With the passing of the Code of Civil Procedure, 1908, the provisions relating to arbitration were set out in its second Schedule. It was hoped that this would culminate into a comprehensive Arbitration Act, but did not materialize till 1940 when Arbitration Act of 1940 was enacted replacing the 1899 Act and the Second Schedule to the Code of Civil Procedure,1908. For 56 years no change took place in the Arbitration Act despite various recommendations of the Law Commission and of certain independent bodies. However, there were some State measures.

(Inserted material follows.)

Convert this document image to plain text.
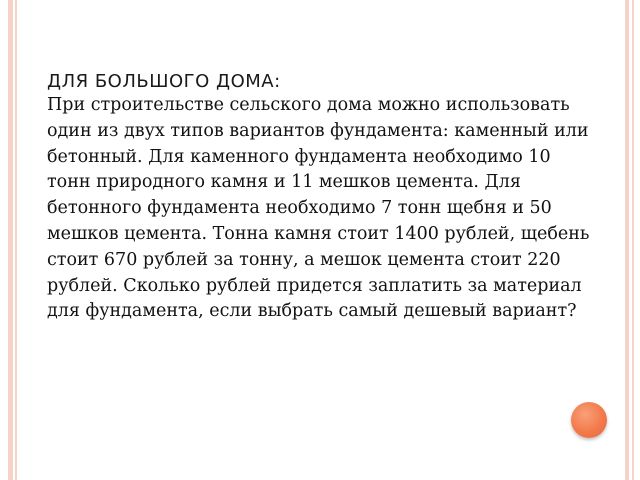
ДЛЯ БОЛЬШОГО ДОМА:

При строительстве сельского дома можно использовать один из двух типов вариантов фундамента: каменный или бетонный. Для каменного фундамента необходимо 10 тонн природного камня и 11 мешков цемента. Для бетонного фундамента необходимо 7 тонн щебня и 50 мешков цемента. Тонна камня стоит 1400 рублей, щебень стоит 670 рублей за тонну, а мешок цемента стоит 220 рублей. Сколько рублей придется заплатить за материал для фундамента, если выбрать самый дешевый вариант?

The United Nations Commission on International Trade Law (UNCITRAL) adopted in 1985 the model law on International Commercial Arbitration. The General Assembly of the United Nations requested all the countries to consider the model laws suggested by the UNCITRAL, so as to introduce alternative disputes redressal forums in International sphere to provide trading parties and even between the States a forum for redressal of disputes bilaterally. The Government of India passed Arbitration and Conciliation Act,1996 to consolidate and amend the law relating to domestic arbitration, international commercial arbitration and enforcement of arbitral awards and defined the laws relating to conciliation on the lines suggested by the U.N.

The passing of 1996 Act, has set a pace for amendment and passing of other laws, requiring and recommending arbitration in various fields of law.

Article 39-A of the Constitution of India, forming part of Chapter IV, relating to the Directive Principle of State policy, mandates the Govt. of India, to provide free legal aid and for expeditiously providing justice without much cost. As a result Legal Services Authorities Act,1987 was passed providing an infrastructure and funds for giving free legal aid to those who cannot afford expenses of litigation. At the same time it provided for establishing Lok Adalats for mutual settlements but the Lok Adalats so established had no legal backing. In the event of no compromise the case had to be referred back to the court for decision on merits which involved expenses and delay. The law had to be further amended to provide a legal backing to the Lok Adalats and the Lok Adalats to become a permanent feature. A permanent Lok Adalat has been given power, if moved by both or one of the parties to decide a dispute involving an amount upto Rs. 10 lakh, and the decision by the Lok Adalat would amount to decree of the court.

In other fields of litigation such as family law disputes an effort is made at the first instance to have the matter decided by conciliation.

Whether this alternate dispute redressal is an escape from deciding cases on merits or an expression of incapacity to do so without delay and heavy expense is a separate controversy, requiring legal reforms but alternate dispute redressal is a widely accepted measure.